Uma célula de nepotismo no coração do Estado
O ministro Eduardo Cabrita não evitou este filme nem o travou enquanto pôde. Não pode, por isso, querer ficar de fora da sua ficha técnica.
Na catadupa de operações do Ministério Público e da Polícia Judiciária, ou no meio de acusações soezes como a que uma eurodeputada francesa fez a Elisa Ferreira, é muito provável que a história muito mal contada que levou à demissão do secretário de Estado Artur Neves acabe por se diluir. Entre o vaivém das promessas, romarias, gritos e omissões, é quase certo que esse episódio terá muito pouco peso na campanha eleitoral. O assunto, porém, vale uma reflexão. Porque, muito para lá das suspeitas que os negócios por ajuste directo da Protecção Civil suscitam, o que esta história revela, uma vez mais, é a resistência de um certo padrão de compadrio e nepotismo na alta administração do Estado.
É certo que esse padrão determinou a demissão de um chefe de gabinete, de um adjunto e do próprio secretário de Estado. Mas a gravidade desses processos não pode responsabilizar apenas adjuntos ou secretários: o ministro Eduardo Cabrita não pode ficar na sombra do que se passou – haja ou não haja acusações.

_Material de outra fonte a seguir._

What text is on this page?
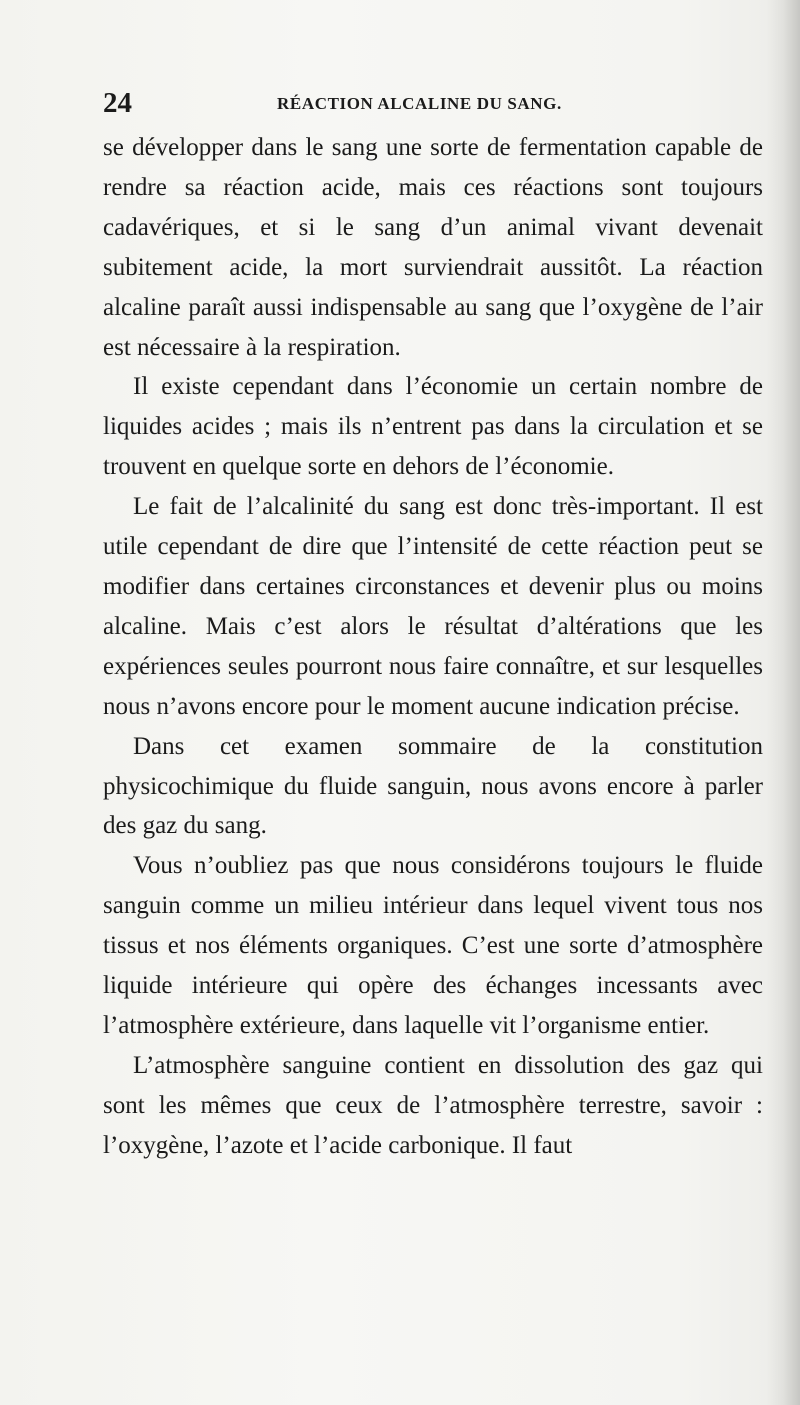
24	RÉACTION ALCALINE DU SANG.

se développer dans le sang une sorte de fermentation capable de rendre sa réaction acide, mais ces réactions sont toujours cadavériques, et si le sang d’un animal vivant devenait subitement acide, la mort surviendrait aussitôt. La réaction alcaline paraît aussi indispensable au sang que l’oxygène de l’air est nécessaire à la respiration.

Il existe cependant dans l’économie un certain nombre de liquides acides ; mais ils n’entrent pas dans la circulation et se trouvent en quelque sorte en dehors de l’économie.

Le fait de l’alcalinité du sang est donc très-important. Il est utile cependant de dire que l’intensité de cette réaction peut se modifier dans certaines circonstances et devenir plus ou moins alcaline. Mais c’est alors le résultat d’altérations que les expériences seules pourront nous faire connaître, et sur lesquelles nous n’avons encore pour le moment aucune indication précise.

Dans cet examen sommaire de la constitution physicochimique du fluide sanguin, nous avons encore à parler des gaz du sang.

Vous n’oubliez pas que nous considérons toujours le fluide sanguin comme un milieu intérieur dans lequel vivent tous nos tissus et nos éléments organiques. C’est une sorte d’atmosphère liquide intérieure qui opère des échanges incessants avec l’atmosphère extérieure, dans laquelle vit l’organisme entier.

L’atmosphère sanguine contient en dissolution des gaz qui sont les mêmes que ceux de l’atmosphère terrestre, savoir : l’oxygène, l’azote et l’acide carbonique. Il faut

E o que se passou começa em Maio, com a demissão de Adelino Mendes, chefe de gabinete de Artur Neves, por suspeita de envolvimento num caso associado à gestão de fundos comunitários. E continua dois meses depois, quando se soube da compra de 70 mil golas antifumo por 165 mil euros à qual o adjunto Francisco Ferreira esteve associado, o que levaria à sua demissão.
Dar um parecer errado sobre um produto pífio comprado em quantidades industriais pode caber nas fraquezas da natureza humana. Até que se descobre o nexo de causalidade do negócio e se sabe que o secretário de Estado, que veio do PS de Arouca, nomeou como “técnico especializado” um alto responsável do PS de Arouca sem história alguma na Protecção Civil, que, por sua vez, recomendou a encomenda das golas ao marido de uma autarca do PS de Guimarães. A existência de uma célula de promiscuidade partidária no coração do Governo da República fica, assim, provada.

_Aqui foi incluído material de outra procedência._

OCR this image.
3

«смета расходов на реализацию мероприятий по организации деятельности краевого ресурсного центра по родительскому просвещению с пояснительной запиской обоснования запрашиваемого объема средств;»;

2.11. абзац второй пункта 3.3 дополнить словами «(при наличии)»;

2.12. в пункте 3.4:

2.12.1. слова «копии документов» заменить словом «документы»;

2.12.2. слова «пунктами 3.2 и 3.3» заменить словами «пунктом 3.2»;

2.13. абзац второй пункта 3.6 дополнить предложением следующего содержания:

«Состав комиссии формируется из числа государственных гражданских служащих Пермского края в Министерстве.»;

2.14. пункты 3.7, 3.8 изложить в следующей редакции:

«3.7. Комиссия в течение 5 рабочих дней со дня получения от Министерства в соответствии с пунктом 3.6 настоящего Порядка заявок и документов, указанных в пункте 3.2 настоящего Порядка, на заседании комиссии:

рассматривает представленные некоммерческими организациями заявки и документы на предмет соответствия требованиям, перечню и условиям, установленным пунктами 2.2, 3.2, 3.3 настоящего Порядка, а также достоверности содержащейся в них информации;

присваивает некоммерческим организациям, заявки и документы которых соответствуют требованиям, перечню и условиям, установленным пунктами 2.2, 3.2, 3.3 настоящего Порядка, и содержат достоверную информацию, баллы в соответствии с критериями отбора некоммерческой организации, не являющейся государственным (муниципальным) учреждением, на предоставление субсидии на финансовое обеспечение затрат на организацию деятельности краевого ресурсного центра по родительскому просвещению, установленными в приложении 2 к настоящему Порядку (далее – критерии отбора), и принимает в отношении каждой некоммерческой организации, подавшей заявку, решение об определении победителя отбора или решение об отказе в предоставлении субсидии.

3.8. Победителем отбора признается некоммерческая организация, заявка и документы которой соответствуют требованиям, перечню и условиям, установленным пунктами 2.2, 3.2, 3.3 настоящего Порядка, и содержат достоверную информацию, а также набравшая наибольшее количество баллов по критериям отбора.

O ministro Eduardo Cabrita não pode deixar de ser responsabilizado pelo que aconteceu. Por ter escolhido Artur Neves, por ter permitido o recrutamento dos seus boys, por ter deixado arrastar esta história até que as buscas da Judiciária lhe explodiram no gabinete. Um pouco mais de prudência e exigência deveriam ter levado o experiente e geralmente astuto e cauteloso Eduardo Cabrita a pedir responsabilidades quando as golas se conheceram, em vez de atacar notícias “irresponsáveis e alarmistas” e de chamar (em off) “cobras” aos jornalistas.
Não evitou este filme nem o travou enquanto pôde. Não pode, por isso, querer ficar de fora da sua ficha técnica.